European Central Inland Transport Organization
- Abbreviation: ECITO, OECTI
- Formation: 27 September 1945; 79 years ago
- Type: United Nations specialised agency
- Legal status: Inactive
- Headquarters: London, United Kingdom
- Head: Director-General C H Alexandrowicz
- Parent organization: United Nations

= European Central Inland Transport Organization =

United Nations agency

The European Central Inland Transport Organization (ECITOP) was a short-lived United Nations agency founded in the immediate aftermath of the Second World War to: provide for the co-ordination both in the movement of traffic and in the allocation of transport equipment and material with a view to ensuring the best possible movement of supplies both for military forces and the civil population and the speedy repatriation of displaced persons, and also with a view to creating conditions in which the normal movement of traffic can be more rapidly resumed upon both "the liberation of the territories of the United Nations" and "the occupation of the territories of the enemy" in Europe.

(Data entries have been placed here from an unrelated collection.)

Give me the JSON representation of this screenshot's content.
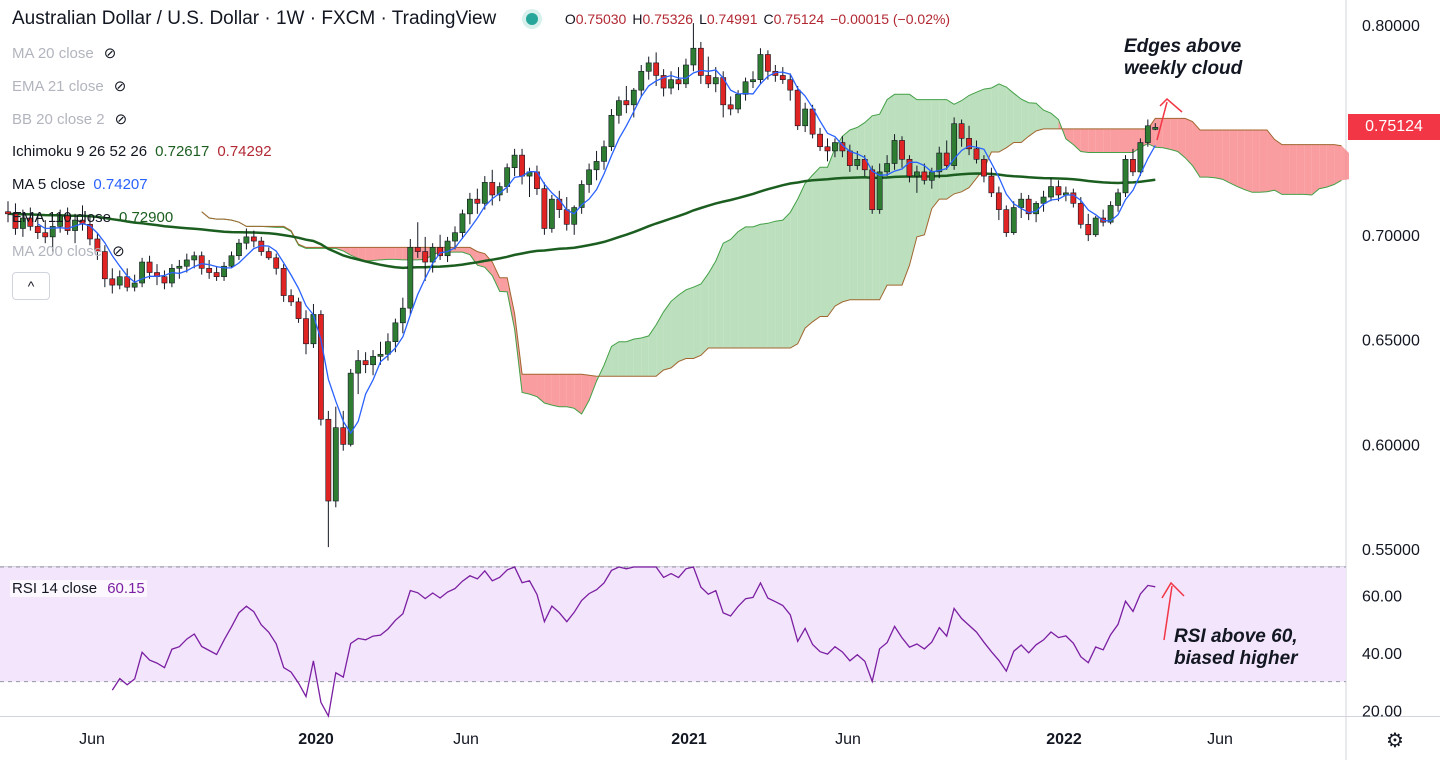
{
  "header": {
    "symbol": "Australian Dollar / U.S. Dollar · 1W · FXCM · TradingView",
    "ohlc": [
      {
        "k": "O",
        "v": "0.75030"
      },
      {
        "k": "H",
        "v": "0.75326"
      },
      {
        "k": "L",
        "v": "0.74991"
      },
      {
        "k": "C",
        "v": "0.75124"
      },
      {
        "k": "",
        "v": "−0.00015 (−0.02%)"
      }
    ]
  },
  "indicators": [
    {
      "name": "MA 20 close",
      "values": [],
      "hidden": true
    },
    {
      "name": "EMA 21 close",
      "values": [],
      "hidden": true
    },
    {
      "name": "BB 20 close 2",
      "values": [],
      "hidden": true
    },
    {
      "name": "Ichimoku 9 26 52 26",
      "values": [
        "0.72617",
        "0.74292"
      ],
      "hidden": false
    },
    {
      "name": "MA 5 close",
      "values": [
        "0.74207"
      ],
      "hidden": false
    },
    {
      "name": "EMA 110 close",
      "values": [
        "0.72900"
      ],
      "hidden": false
    },
    {
      "name": "MA 200 close",
      "values": [],
      "hidden": true
    }
  ],
  "rsi_label": {
    "name": "RSI 14 close",
    "value": "60.15"
  },
  "current_price_tag": "0.75124",
  "annotations": {
    "cloud": [
      "Edges above",
      "weekly cloud"
    ],
    "rsi": [
      "RSI above 60,",
      "biased higher"
    ]
  },
  "colors": {
    "up": "#2e7d32",
    "down": "#e02424",
    "ma5": "#2962ff",
    "ema110": "#1b5e20",
    "kumo_bear": "#f77c80",
    "kumo_bull": "#a5d6a7",
    "rsi_line": "#7b1fa2",
    "rsi_band": "#f3e5fc"
  },
  "chart_data": [
    {
      "type": "candlestick",
      "title": "Australian Dollar / U.S. Dollar · 1W · FXCM",
      "price_axis": {
        "ticks": [
          0.55,
          0.6,
          0.65,
          0.7,
          0.75,
          0.8
        ],
        "labels": [
          "0.55000",
          "0.60000",
          "0.65000",
          "0.70000",
          "0.75000",
          "0.80000"
        ],
        "range": [
          0.542,
          0.812
        ]
      },
      "time_axis": {
        "labels": [
          "Jun",
          "2020",
          "Jun",
          "2021",
          "Jun",
          "2022",
          "Jun"
        ]
      },
      "ohlc_weekly": [
        [
          0.711,
          0.716,
          0.706,
          0.71
        ],
        [
          0.71,
          0.715,
          0.7,
          0.703
        ],
        [
          0.703,
          0.712,
          0.699,
          0.708
        ],
        [
          0.708,
          0.713,
          0.702,
          0.704
        ],
        [
          0.704,
          0.71,
          0.698,
          0.701
        ],
        [
          0.701,
          0.707,
          0.696,
          0.699
        ],
        [
          0.699,
          0.706,
          0.692,
          0.704
        ],
        [
          0.704,
          0.712,
          0.701,
          0.709
        ],
        [
          0.709,
          0.713,
          0.7,
          0.702
        ],
        [
          0.702,
          0.71,
          0.696,
          0.707
        ],
        [
          0.707,
          0.714,
          0.702,
          0.705
        ],
        [
          0.705,
          0.709,
          0.695,
          0.698
        ],
        [
          0.698,
          0.701,
          0.688,
          0.692
        ],
        [
          0.692,
          0.695,
          0.675,
          0.679
        ],
        [
          0.679,
          0.684,
          0.672,
          0.676
        ],
        [
          0.676,
          0.683,
          0.674,
          0.68
        ],
        [
          0.68,
          0.684,
          0.673,
          0.675
        ],
        [
          0.675,
          0.681,
          0.673,
          0.677
        ],
        [
          0.677,
          0.689,
          0.675,
          0.687
        ],
        [
          0.687,
          0.69,
          0.679,
          0.682
        ],
        [
          0.682,
          0.686,
          0.676,
          0.68
        ],
        [
          0.68,
          0.683,
          0.674,
          0.677
        ],
        [
          0.677,
          0.686,
          0.675,
          0.684
        ],
        [
          0.684,
          0.688,
          0.679,
          0.685
        ],
        [
          0.685,
          0.691,
          0.682,
          0.688
        ],
        [
          0.688,
          0.692,
          0.684,
          0.69
        ],
        [
          0.69,
          0.692,
          0.681,
          0.684
        ],
        [
          0.684,
          0.688,
          0.679,
          0.682
        ],
        [
          0.682,
          0.685,
          0.678,
          0.68
        ],
        [
          0.68,
          0.687,
          0.678,
          0.685
        ],
        [
          0.685,
          0.692,
          0.684,
          0.69
        ],
        [
          0.69,
          0.698,
          0.688,
          0.696
        ],
        [
          0.696,
          0.703,
          0.693,
          0.699
        ],
        [
          0.699,
          0.702,
          0.694,
          0.697
        ],
        [
          0.697,
          0.699,
          0.69,
          0.692
        ],
        [
          0.692,
          0.694,
          0.688,
          0.689
        ],
        [
          0.689,
          0.691,
          0.681,
          0.684
        ],
        [
          0.684,
          0.686,
          0.668,
          0.671
        ],
        [
          0.671,
          0.674,
          0.666,
          0.668
        ],
        [
          0.668,
          0.67,
          0.658,
          0.66
        ],
        [
          0.66,
          0.664,
          0.643,
          0.648
        ],
        [
          0.648,
          0.667,
          0.646,
          0.662
        ],
        [
          0.662,
          0.664,
          0.609,
          0.612
        ],
        [
          0.612,
          0.616,
          0.551,
          0.573
        ],
        [
          0.573,
          0.618,
          0.57,
          0.608
        ],
        [
          0.608,
          0.616,
          0.597,
          0.6
        ],
        [
          0.6,
          0.636,
          0.599,
          0.634
        ],
        [
          0.634,
          0.645,
          0.624,
          0.64
        ],
        [
          0.64,
          0.644,
          0.634,
          0.638
        ],
        [
          0.638,
          0.645,
          0.633,
          0.642
        ],
        [
          0.642,
          0.649,
          0.638,
          0.643
        ],
        [
          0.643,
          0.653,
          0.64,
          0.649
        ],
        [
          0.649,
          0.66,
          0.644,
          0.658
        ],
        [
          0.658,
          0.67,
          0.653,
          0.665
        ],
        [
          0.665,
          0.698,
          0.662,
          0.694
        ],
        [
          0.694,
          0.706,
          0.689,
          0.692
        ],
        [
          0.692,
          0.699,
          0.678,
          0.687
        ],
        [
          0.687,
          0.696,
          0.682,
          0.694
        ],
        [
          0.694,
          0.7,
          0.688,
          0.69
        ],
        [
          0.69,
          0.699,
          0.687,
          0.697
        ],
        [
          0.697,
          0.704,
          0.693,
          0.701
        ],
        [
          0.701,
          0.712,
          0.698,
          0.71
        ],
        [
          0.71,
          0.72,
          0.705,
          0.717
        ],
        [
          0.717,
          0.722,
          0.71,
          0.715
        ],
        [
          0.715,
          0.728,
          0.712,
          0.725
        ],
        [
          0.725,
          0.731,
          0.714,
          0.719
        ],
        [
          0.719,
          0.725,
          0.716,
          0.723
        ],
        [
          0.723,
          0.734,
          0.72,
          0.732
        ],
        [
          0.732,
          0.741,
          0.728,
          0.738
        ],
        [
          0.738,
          0.741,
          0.724,
          0.728
        ],
        [
          0.728,
          0.732,
          0.718,
          0.73
        ],
        [
          0.73,
          0.733,
          0.719,
          0.722
        ],
        [
          0.722,
          0.725,
          0.7,
          0.703
        ],
        [
          0.703,
          0.719,
          0.701,
          0.717
        ],
        [
          0.717,
          0.721,
          0.708,
          0.712
        ],
        [
          0.712,
          0.718,
          0.702,
          0.705
        ],
        [
          0.705,
          0.714,
          0.7,
          0.713
        ],
        [
          0.713,
          0.726,
          0.71,
          0.724
        ],
        [
          0.724,
          0.734,
          0.72,
          0.731
        ],
        [
          0.731,
          0.74,
          0.726,
          0.735
        ],
        [
          0.735,
          0.745,
          0.731,
          0.742
        ],
        [
          0.742,
          0.76,
          0.74,
          0.757
        ],
        [
          0.757,
          0.766,
          0.753,
          0.764
        ],
        [
          0.764,
          0.771,
          0.758,
          0.762
        ],
        [
          0.762,
          0.77,
          0.756,
          0.769
        ],
        [
          0.769,
          0.781,
          0.766,
          0.778
        ],
        [
          0.778,
          0.785,
          0.774,
          0.782
        ],
        [
          0.782,
          0.787,
          0.771,
          0.776
        ],
        [
          0.776,
          0.779,
          0.766,
          0.77
        ],
        [
          0.77,
          0.778,
          0.767,
          0.774
        ],
        [
          0.774,
          0.78,
          0.769,
          0.772
        ],
        [
          0.772,
          0.784,
          0.77,
          0.781
        ],
        [
          0.781,
          0.801,
          0.778,
          0.789
        ],
        [
          0.789,
          0.792,
          0.772,
          0.776
        ],
        [
          0.776,
          0.785,
          0.77,
          0.772
        ],
        [
          0.772,
          0.78,
          0.768,
          0.775
        ],
        [
          0.775,
          0.778,
          0.756,
          0.762
        ],
        [
          0.762,
          0.766,
          0.757,
          0.76
        ],
        [
          0.76,
          0.769,
          0.758,
          0.767
        ],
        [
          0.767,
          0.775,
          0.764,
          0.773
        ],
        [
          0.773,
          0.778,
          0.77,
          0.774
        ],
        [
          0.774,
          0.789,
          0.772,
          0.786
        ],
        [
          0.786,
          0.788,
          0.774,
          0.778
        ],
        [
          0.778,
          0.781,
          0.773,
          0.776
        ],
        [
          0.776,
          0.78,
          0.772,
          0.774
        ],
        [
          0.774,
          0.777,
          0.764,
          0.769
        ],
        [
          0.769,
          0.771,
          0.75,
          0.752
        ],
        [
          0.752,
          0.763,
          0.749,
          0.76
        ],
        [
          0.76,
          0.762,
          0.746,
          0.748
        ],
        [
          0.748,
          0.751,
          0.74,
          0.742
        ],
        [
          0.742,
          0.746,
          0.735,
          0.74
        ],
        [
          0.74,
          0.746,
          0.737,
          0.744
        ],
        [
          0.744,
          0.747,
          0.737,
          0.74
        ],
        [
          0.74,
          0.743,
          0.73,
          0.733
        ],
        [
          0.733,
          0.74,
          0.731,
          0.736
        ],
        [
          0.736,
          0.738,
          0.728,
          0.731
        ],
        [
          0.731,
          0.733,
          0.71,
          0.712
        ],
        [
          0.712,
          0.734,
          0.71,
          0.73
        ],
        [
          0.73,
          0.738,
          0.728,
          0.734
        ],
        [
          0.734,
          0.748,
          0.731,
          0.745
        ],
        [
          0.745,
          0.747,
          0.732,
          0.736
        ],
        [
          0.736,
          0.738,
          0.725,
          0.728
        ],
        [
          0.728,
          0.733,
          0.72,
          0.73
        ],
        [
          0.73,
          0.734,
          0.724,
          0.726
        ],
        [
          0.726,
          0.732,
          0.722,
          0.73
        ],
        [
          0.73,
          0.742,
          0.727,
          0.739
        ],
        [
          0.739,
          0.745,
          0.731,
          0.733
        ],
        [
          0.733,
          0.756,
          0.731,
          0.753
        ],
        [
          0.753,
          0.755,
          0.742,
          0.746
        ],
        [
          0.746,
          0.752,
          0.738,
          0.741
        ],
        [
          0.741,
          0.745,
          0.734,
          0.736
        ],
        [
          0.736,
          0.738,
          0.725,
          0.728
        ],
        [
          0.728,
          0.732,
          0.718,
          0.72
        ],
        [
          0.72,
          0.723,
          0.707,
          0.712
        ],
        [
          0.712,
          0.714,
          0.699,
          0.701
        ],
        [
          0.701,
          0.716,
          0.7,
          0.713
        ],
        [
          0.713,
          0.72,
          0.708,
          0.717
        ],
        [
          0.717,
          0.719,
          0.707,
          0.71
        ],
        [
          0.71,
          0.716,
          0.706,
          0.715
        ],
        [
          0.715,
          0.721,
          0.711,
          0.718
        ],
        [
          0.718,
          0.727,
          0.716,
          0.723
        ],
        [
          0.723,
          0.726,
          0.716,
          0.719
        ],
        [
          0.719,
          0.723,
          0.716,
          0.72
        ],
        [
          0.72,
          0.722,
          0.713,
          0.715
        ],
        [
          0.715,
          0.718,
          0.703,
          0.705
        ],
        [
          0.705,
          0.71,
          0.697,
          0.7
        ],
        [
          0.7,
          0.709,
          0.699,
          0.708
        ],
        [
          0.708,
          0.712,
          0.704,
          0.706
        ],
        [
          0.706,
          0.716,
          0.705,
          0.714
        ],
        [
          0.714,
          0.722,
          0.711,
          0.72
        ],
        [
          0.72,
          0.738,
          0.718,
          0.736
        ],
        [
          0.736,
          0.741,
          0.728,
          0.73
        ],
        [
          0.73,
          0.746,
          0.728,
          0.744
        ],
        [
          0.744,
          0.755,
          0.742,
          0.752
        ],
        [
          0.7503,
          0.75326,
          0.74991,
          0.75124
        ]
      ],
      "rsi": {
        "ticks": [
          20,
          40,
          60
        ],
        "labels": [
          "20.00",
          "40.00",
          "60.00"
        ],
        "band": [
          30,
          70
        ],
        "range": [
          18,
          70
        ]
      }
    }
  ]
}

The organization was the result of the October 1944 Conference on European Inland Transport in London. The conference was attended by delegations representing Belgium, Czechoslovakia, France, Greece, Luxembourg, Poland, the Netherlands, Norway, USSR, UK, USA and Yugoslavia (or their governments-in-exile) together with observers from Denmark, Supreme Headquarters Allied Expeditionary Force (SHAEF), those from Field Marshal Sir Harold Alexander, Supreme Allied Commander, Mediterranean (SACMED), and the United Nations Relief and Rehabilitation Administration (UNRRA), and was chaired by Lord Noel-Baker.

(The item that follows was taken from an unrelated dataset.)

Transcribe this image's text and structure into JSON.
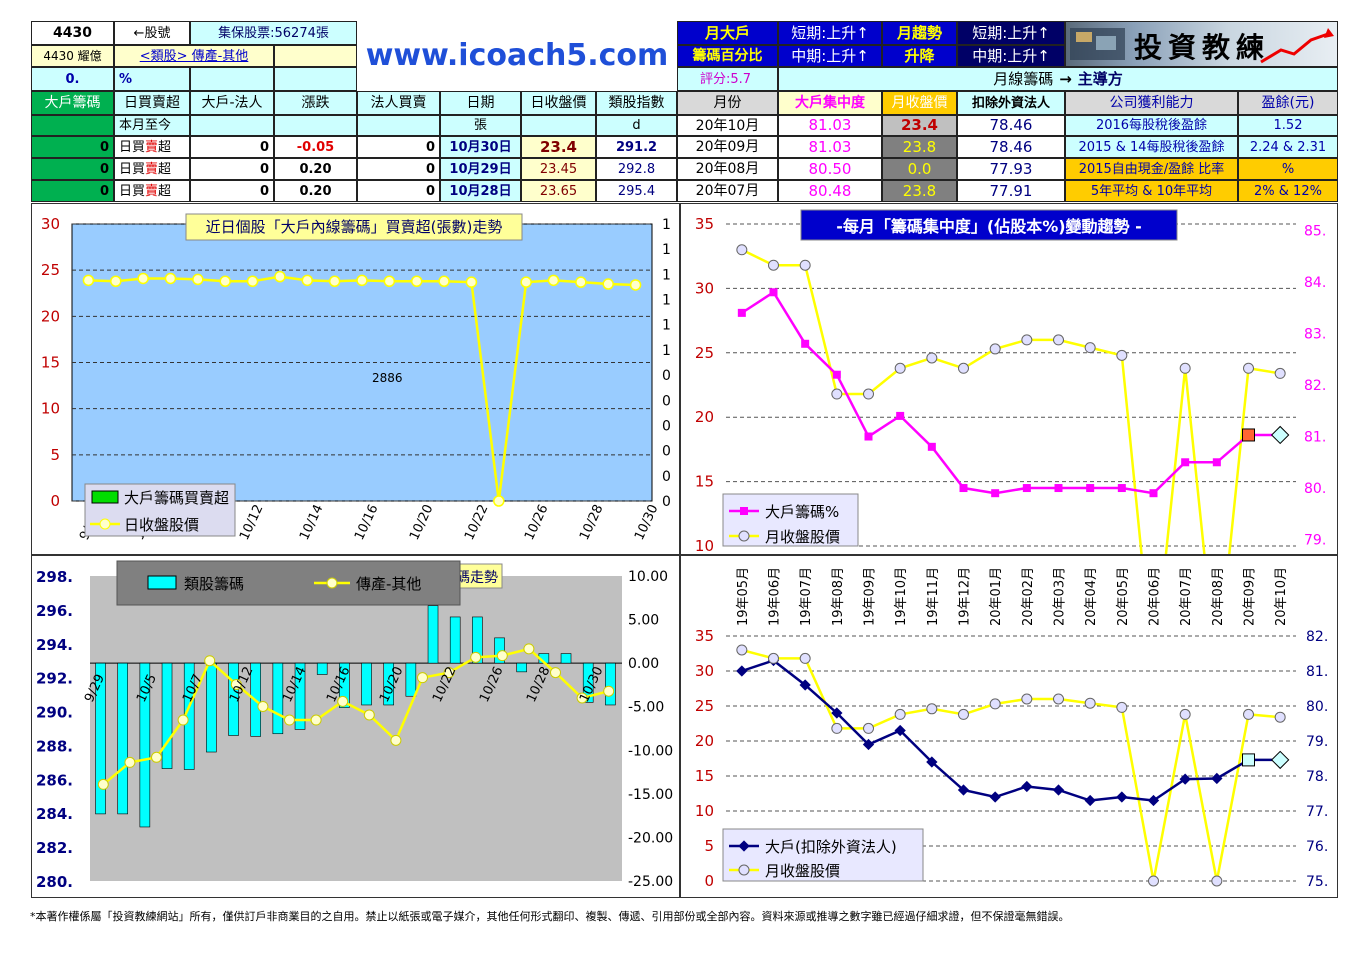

The first Director-General was Charles Henry Alexandrowicz, with Major-General Rex Hewer as Deputy Director-General.

The official French name of ECITOP was Organisation d'Europe centrale pour les transports intérieurs.

ECITOP ceased operations in 1947 when its activities were absorbed by the new Economic Commission for Europe, Inland Transport Committee, and was wound up by 1954. The organization's archives are held by the United Nations Archives in Geneva.